Carmelo J. A. Bastos-Filho, Marcos A. C. Oliveira Junior, Dennis R. C. Silva, and Robson A. Santana
Polytechnic School of Pernambuco,
University of Pernambuco,
Recife 50720-001, Pernambuco, Brazil
e-mail: carmelofilho@ieee.org
Abstract—Although some interesting routing algorithms based
on HNN were already proposed, they are slower when compared
to other routing algorithms. Since HNN are inherently parallel,
they are suitable for parallel implementations, such as Graphic
Processing Units (GPU). In this paper we propose a fast routing
algorithm based on Hopfield Neural Networks (HNN) for GPU,
considering some implementation issues. We analyzed the memory bottlenecks, the complexity of the HNN and how the kernel
functions should be implemented. We performed simulations
for five different variations of the routing algorithm for two
communication network topologies.
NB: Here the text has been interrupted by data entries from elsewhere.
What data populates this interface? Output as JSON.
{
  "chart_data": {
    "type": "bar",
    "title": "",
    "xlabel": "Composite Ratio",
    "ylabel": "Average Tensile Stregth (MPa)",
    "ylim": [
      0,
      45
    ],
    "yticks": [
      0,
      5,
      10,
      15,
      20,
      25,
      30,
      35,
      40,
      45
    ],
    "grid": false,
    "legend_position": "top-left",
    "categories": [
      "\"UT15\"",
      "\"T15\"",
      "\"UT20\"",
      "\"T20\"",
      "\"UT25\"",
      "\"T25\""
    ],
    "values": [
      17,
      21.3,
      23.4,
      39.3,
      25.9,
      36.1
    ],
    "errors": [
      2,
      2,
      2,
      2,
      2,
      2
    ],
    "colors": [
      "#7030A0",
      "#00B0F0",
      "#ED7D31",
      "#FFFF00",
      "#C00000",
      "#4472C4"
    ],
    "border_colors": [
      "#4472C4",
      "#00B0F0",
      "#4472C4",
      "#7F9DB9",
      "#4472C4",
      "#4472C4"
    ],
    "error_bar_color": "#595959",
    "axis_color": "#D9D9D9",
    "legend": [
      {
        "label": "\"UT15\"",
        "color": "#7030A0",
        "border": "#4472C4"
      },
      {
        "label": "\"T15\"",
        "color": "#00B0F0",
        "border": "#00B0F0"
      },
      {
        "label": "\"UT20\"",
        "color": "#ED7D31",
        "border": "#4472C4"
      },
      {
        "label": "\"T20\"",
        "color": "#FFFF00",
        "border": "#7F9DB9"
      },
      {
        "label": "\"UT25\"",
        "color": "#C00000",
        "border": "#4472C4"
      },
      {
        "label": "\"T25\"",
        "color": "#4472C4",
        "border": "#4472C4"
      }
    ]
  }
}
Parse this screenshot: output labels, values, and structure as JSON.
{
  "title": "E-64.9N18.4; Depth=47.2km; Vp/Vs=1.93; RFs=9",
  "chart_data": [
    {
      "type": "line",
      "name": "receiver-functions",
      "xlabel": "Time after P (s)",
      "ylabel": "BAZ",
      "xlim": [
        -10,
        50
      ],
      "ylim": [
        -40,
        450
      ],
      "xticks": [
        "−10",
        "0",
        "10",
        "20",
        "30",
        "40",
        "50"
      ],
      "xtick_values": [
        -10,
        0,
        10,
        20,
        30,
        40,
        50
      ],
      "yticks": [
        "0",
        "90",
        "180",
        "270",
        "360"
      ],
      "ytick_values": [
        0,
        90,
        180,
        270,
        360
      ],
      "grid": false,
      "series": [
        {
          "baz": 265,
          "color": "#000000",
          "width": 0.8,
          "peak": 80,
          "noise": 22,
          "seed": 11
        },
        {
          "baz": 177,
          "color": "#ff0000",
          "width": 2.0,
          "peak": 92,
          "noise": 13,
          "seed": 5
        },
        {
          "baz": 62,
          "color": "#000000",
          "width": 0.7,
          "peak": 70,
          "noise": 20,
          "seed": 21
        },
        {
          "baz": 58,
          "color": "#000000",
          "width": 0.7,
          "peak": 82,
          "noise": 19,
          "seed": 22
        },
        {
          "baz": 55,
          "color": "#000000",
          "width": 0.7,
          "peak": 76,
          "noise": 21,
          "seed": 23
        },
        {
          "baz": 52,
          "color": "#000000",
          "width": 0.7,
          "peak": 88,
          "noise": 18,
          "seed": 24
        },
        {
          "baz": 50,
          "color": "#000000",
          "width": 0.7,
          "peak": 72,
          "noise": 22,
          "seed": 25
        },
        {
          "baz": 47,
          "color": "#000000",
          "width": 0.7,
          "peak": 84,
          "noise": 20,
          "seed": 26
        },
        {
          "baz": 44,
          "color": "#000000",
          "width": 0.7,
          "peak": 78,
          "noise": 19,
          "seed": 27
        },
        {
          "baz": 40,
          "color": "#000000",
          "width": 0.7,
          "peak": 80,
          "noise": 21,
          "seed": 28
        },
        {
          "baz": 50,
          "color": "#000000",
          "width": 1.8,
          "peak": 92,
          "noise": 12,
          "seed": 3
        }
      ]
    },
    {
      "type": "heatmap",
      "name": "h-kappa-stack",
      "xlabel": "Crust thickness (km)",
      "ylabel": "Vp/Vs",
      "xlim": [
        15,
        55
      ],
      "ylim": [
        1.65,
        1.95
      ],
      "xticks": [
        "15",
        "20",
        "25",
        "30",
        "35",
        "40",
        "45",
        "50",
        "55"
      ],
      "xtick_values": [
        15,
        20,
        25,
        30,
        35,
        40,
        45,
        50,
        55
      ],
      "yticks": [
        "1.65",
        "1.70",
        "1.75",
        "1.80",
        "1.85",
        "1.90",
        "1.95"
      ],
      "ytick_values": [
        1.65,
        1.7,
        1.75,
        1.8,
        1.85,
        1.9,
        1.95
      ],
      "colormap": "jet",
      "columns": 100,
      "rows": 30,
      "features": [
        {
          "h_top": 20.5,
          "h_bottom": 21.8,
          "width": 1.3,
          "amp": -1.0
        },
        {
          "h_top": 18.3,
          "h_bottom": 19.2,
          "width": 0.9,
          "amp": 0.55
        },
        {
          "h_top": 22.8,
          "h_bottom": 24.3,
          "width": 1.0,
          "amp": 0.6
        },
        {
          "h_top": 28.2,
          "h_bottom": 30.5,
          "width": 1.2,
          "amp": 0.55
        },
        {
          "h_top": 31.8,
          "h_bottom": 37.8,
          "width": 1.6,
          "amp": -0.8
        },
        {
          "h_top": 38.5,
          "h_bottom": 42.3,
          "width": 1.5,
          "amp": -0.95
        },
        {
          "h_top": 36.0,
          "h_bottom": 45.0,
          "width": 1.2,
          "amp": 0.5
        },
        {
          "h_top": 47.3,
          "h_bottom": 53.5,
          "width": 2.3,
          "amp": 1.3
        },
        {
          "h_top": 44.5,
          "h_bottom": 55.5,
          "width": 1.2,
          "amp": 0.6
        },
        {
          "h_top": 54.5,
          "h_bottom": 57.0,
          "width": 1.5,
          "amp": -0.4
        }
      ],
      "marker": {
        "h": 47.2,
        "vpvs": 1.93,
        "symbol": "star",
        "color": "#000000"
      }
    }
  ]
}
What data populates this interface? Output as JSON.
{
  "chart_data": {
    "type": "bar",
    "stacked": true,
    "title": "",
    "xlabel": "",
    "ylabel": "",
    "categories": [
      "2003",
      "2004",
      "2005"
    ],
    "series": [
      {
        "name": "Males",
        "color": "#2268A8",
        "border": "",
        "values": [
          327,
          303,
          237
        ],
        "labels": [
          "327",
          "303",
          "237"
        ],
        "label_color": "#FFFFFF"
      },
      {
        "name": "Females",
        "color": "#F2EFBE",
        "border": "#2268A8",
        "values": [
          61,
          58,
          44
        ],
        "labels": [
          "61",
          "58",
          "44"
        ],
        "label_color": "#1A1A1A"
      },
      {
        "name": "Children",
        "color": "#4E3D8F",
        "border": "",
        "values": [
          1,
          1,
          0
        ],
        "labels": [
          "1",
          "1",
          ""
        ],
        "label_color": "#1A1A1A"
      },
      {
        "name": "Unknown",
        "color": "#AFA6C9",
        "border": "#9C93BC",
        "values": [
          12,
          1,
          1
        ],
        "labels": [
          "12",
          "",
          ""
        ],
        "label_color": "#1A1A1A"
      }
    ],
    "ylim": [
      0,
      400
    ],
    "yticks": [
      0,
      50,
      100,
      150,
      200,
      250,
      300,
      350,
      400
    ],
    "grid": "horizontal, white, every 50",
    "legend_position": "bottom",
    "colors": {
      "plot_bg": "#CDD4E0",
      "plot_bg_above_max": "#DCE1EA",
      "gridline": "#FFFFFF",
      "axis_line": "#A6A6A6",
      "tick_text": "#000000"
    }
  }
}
We achieved speed-ups up
to 55 when compared to the simplest version implemented in
GPU and up to 40 when compared to the CPU version. These
new results suggest that it is possible to use the HNN for routing
in real networks.
I. I NTRODUCTION
Routing algorithms have been intensively discussed in the
scientific community, mainly because the routing process
impacts drastically on the performance of communication
networks. An ideal routing algorithm comprises finding the
best path between the source and the destination nodes,
enabling high quality transmission, avoiding penalties caused
by physical layer impairments and reserving resources for
future requests. There are different ways to determine a route.
Some algorithms determine the routes based on the shortest
path (SP) [1], the smallest delay [2], the highest Signal to
Noise Ratio [3], the best load distribution [4], among others.
A flexible routing algorithm has to calculate the path in
real time considering the current available resources and the
physical layer impairments. Some Computational Intelligence
techniques have been considered in order to provide this
ability. Among them, we can cite: Artificial Neural Networks
(ANN) [2] [4], Ant Colony Optimization [5], Genetic Algorithms [6]. ANN are suitable for solving the routing problem
problem since they present high computational speed and
distributed processing capability [2].
Some ANN approaches were already considered for solving
the routing problem. Hopfield and Tank described an ANN
with feedback connections and showed that this approach can
solve the Traveling Salesman Problem. Nowadays, this ANN
configuration is known as Hopfield neural networks (HNN).
Rauch and Winarske [7] were the first to apply HNN to find
the shortest path nodes in a communication network. After
that, Ali and Kamoun [2] proposed a HNN variation in which
the weight matrix just carries convergence information. The
link cost and the network topology information are inserted
in external bias inputs. Bastos-Filho et al. [8] proposed to
use a discrete and simple finite difference equation to update
the inputs of the neurons in order to simplify and accelerate
the convergence of the HNN. Schuler et al. [9] optimized the
difference equation proposed by Bastos-Filho et al. by using
a computational intelligence technique called Particle Swarm
Optimization. Recently, Kojic et al. [10] and Bastos-Filho et
al. [11] proposed routing algorithms for optical networks based
on HNN.
The average time to find the path between the source and
the destination node (Tpath ) is a very important attribute of
a routing algorithm. The Dijkstra algorithm can determine a
shortest path in some dozens µs. Although Bastos-Filho et.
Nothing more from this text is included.